In response to the fears of prospective hospice patients (see Part One), recent publicity from the hospice movement has been giving the impression, on the basis of a new research study by Stephen R. Connor and his colleagues, published in the Journal of Pain and Symptom Management in March, 2007, that hospice treatment may help patients live longer than non-hospice patients.
Does this mean that the fear of dying sooner in hospice can now be set aside?
Unfortunately not. I will explain why I believe these news releases are very misleading.
Why this Hospice Research Is Inapplicable to the Vast Majority of Patients Considering Hospice
First of all, the study covered only a few diseases. Second, it didn't show that going to hospice caused anybody to live longer. It could be simply that, because they lived longer, they had more opportunity to eventually choose hospice.
Finally, when I carefully examined who they chose to include in the study, I discovered that they included only the dyingest of the dying! Let me explain why I think this makes the study totally inapplicable to the vast majority of patients trying to decide about hospice.
Who was in the study? The authors of this study used medical records. It was much harder for a patient to get into this research study than it would be to get into a real life hospice! They excluded the records of anybody who underwent surgery that might have been be curative. They excluded the records of anybody who did not have certain medical claims in their chart indicating that their treatments were failing. They excluded the records of anybody who lived longer than three years after these medical claims. In a previous article in September 2004 in the same journal, the researchers explain that "the vast majority of dying patients would not meet the criteria" they used to select the patient records for their study. In other words, they picked only patients who, looking backwards in time, didn't have a chance of effective curative care — in other words, only patients who had nothing to lose when they signed away their right to "curative" care.
Let us consider an analogy. Suppose someone was trying to see whether an afterschool tutoring program could help students learn to read. Suppose he compared the reading scores of a group of students who were in the tutoring program to a group who were not in the program. Then, suppose he announced that the tutoring program was useless, because both groups did equally poorly and some students from the non-tutored group actually improved a little more than the tutored group.

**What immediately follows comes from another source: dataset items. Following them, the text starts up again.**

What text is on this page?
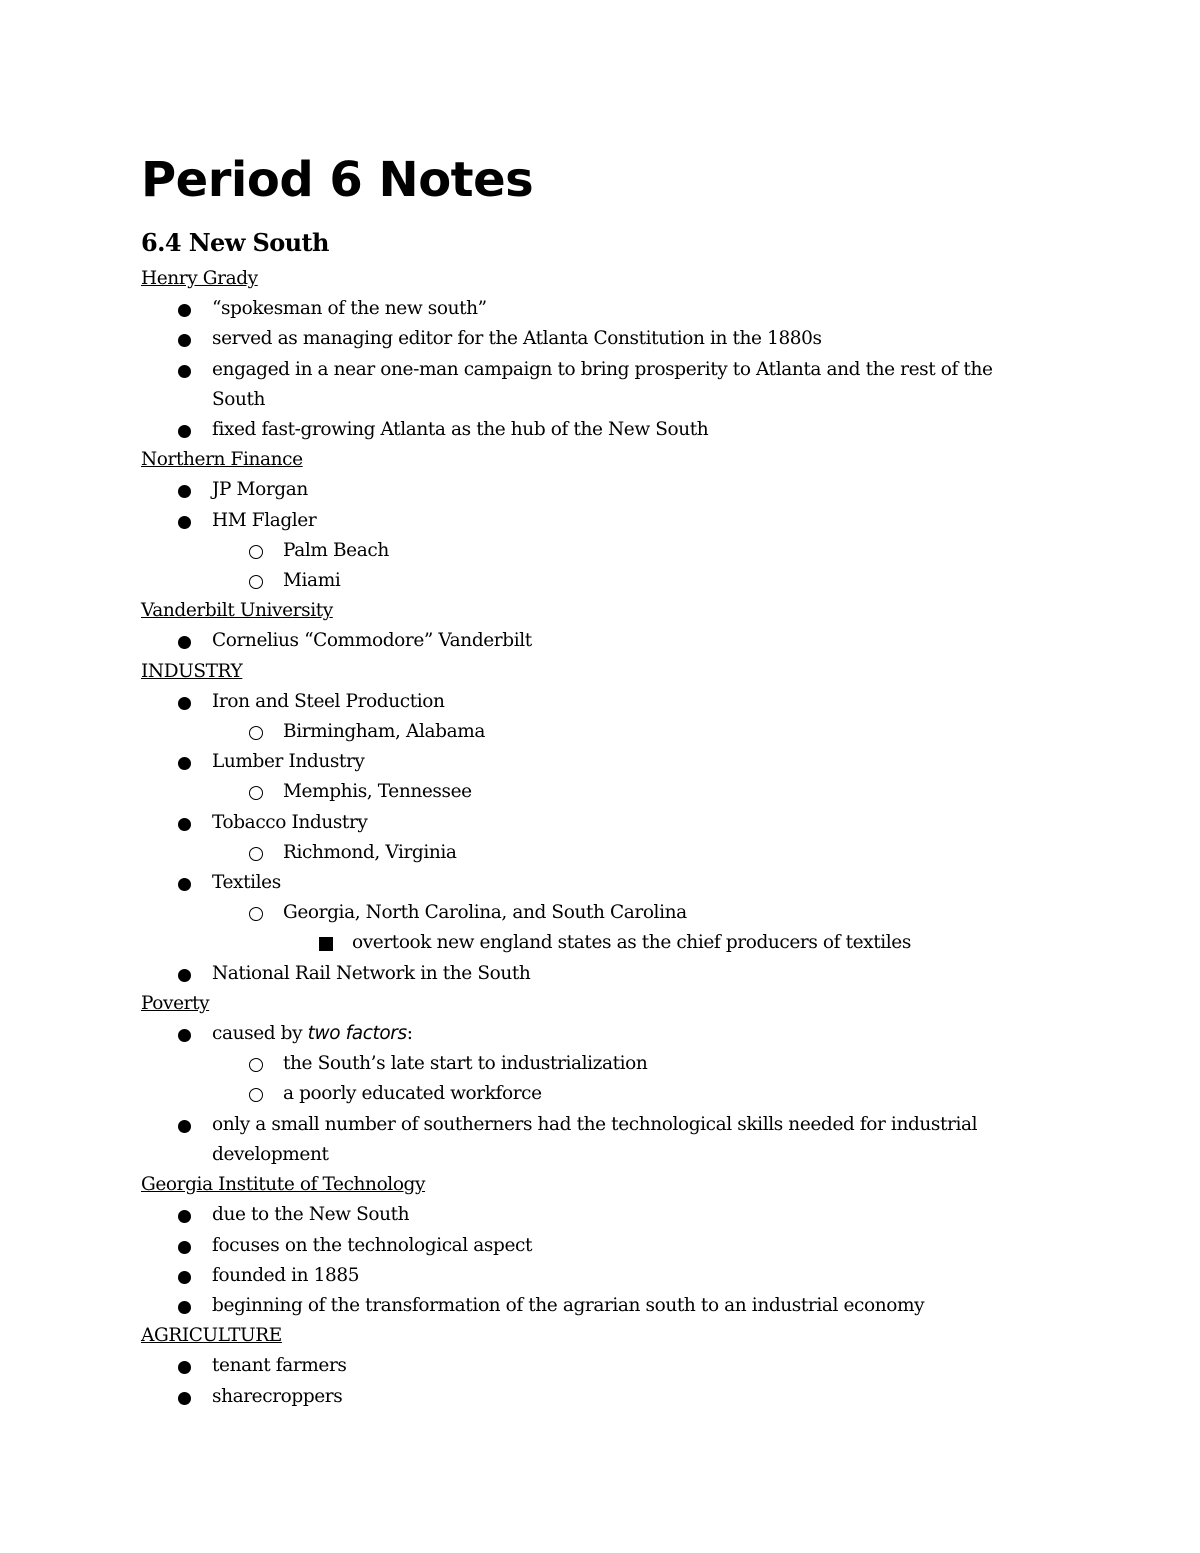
Period 6 Notes
6.4 New South
Henry Grady
“spokesman of the new south”
served as managing editor for the Atlanta Constitution in the 1880s
engaged in a near one-man campaign to bring prosperity to Atlanta and the rest of the South
fixed fast-growing Atlanta as the hub of the New South
Northern Finance
JP Morgan
HM Flagler
Palm Beach
Miami
Vanderbilt University
Cornelius “Commodore” Vanderbilt
INDUSTRY
Iron and Steel Production
Birmingham, Alabama
Lumber Industry
Memphis, Tennessee
Tobacco Industry
Richmond, Virginia
Textiles
Georgia, North Carolina, and South Carolina
overtook new england states as the chief producers of textiles
National Rail Network in the South
Poverty
caused by two factors:
the South’s late start to industrialization
a poorly educated workforce
only a small number of southerners had the technological skills needed for industrial development
Georgia Institute of Technology
due to the New South
focuses on the technological aspect
founded in 1885
beginning of the transformation of the agrarian south to an industrial economy
AGRICULTURE
tenant farmers
sharecroppers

Then, suppose you found out that he chose for his study only students who had profound developmental disabilities. Wouldn't this change your opinion of whether he proved that the tutoring program is useless for normal students?
This analogy applies to the hospice study. When hospice publicity encourages ill people to think of hospice as a place where their lives may be prolonged, they seem to be claiming that the patients who didn't go to hospice achieved absolutely nothing by remaining in "curative" care, that the extra medications that they took, the extra doctors' visits, the extra emergency room visits did absolutely nothing.
But when we see that, by their choice of diseases and their choice of subjects, they eliminated all the patients from the study for whom these "extras" would have been helpful, we will not be impressed that their non-hospice group didn't out-survive the hospice group. We will not think that this means that "curative" care is useless for everybody.
In real life, potential hospice patients are not rigorously screened, or even screened at all, for whether they have any potential to benefit from sustaining treatment, for example, medications that help keep their arteries and airways open and all sorts of emergency hospital treatment to unblock their arteries and airways and treat infections. Just because patients have a terminal disease that can't be cured doesn't mean that they can no longer benefit from sustaining treatment. In real life, the non-hospice group would most definitely include patients who were still receiving beneficial sustaining treatment that could be continued.
And, in real life, many hospice patients do die sooner. Ellen Fox and her colleagues, writing in the Journal of the American Medical Association in 1999, reported that, for their sample of non-cancer patients with end-stage heart, lung, or liver disease, it took 183 days for half of the non-hospice patients to die, but only 23 days for the hospice patients. Fox and her colleagues explained that this was possibly because "patients referred to hospice care are less likely to receive life-prolonging treatment and therefore die sooner."
A patient who is deciding whether to enter hospice should not rely upon these hospice news releases, which are, essentially, advertisements, to guide him. Only a detailed discussion with his trusted physician, preferably one who shares his religious values, will give him insight into whether giving up "curative" care is likely to be a risk for him.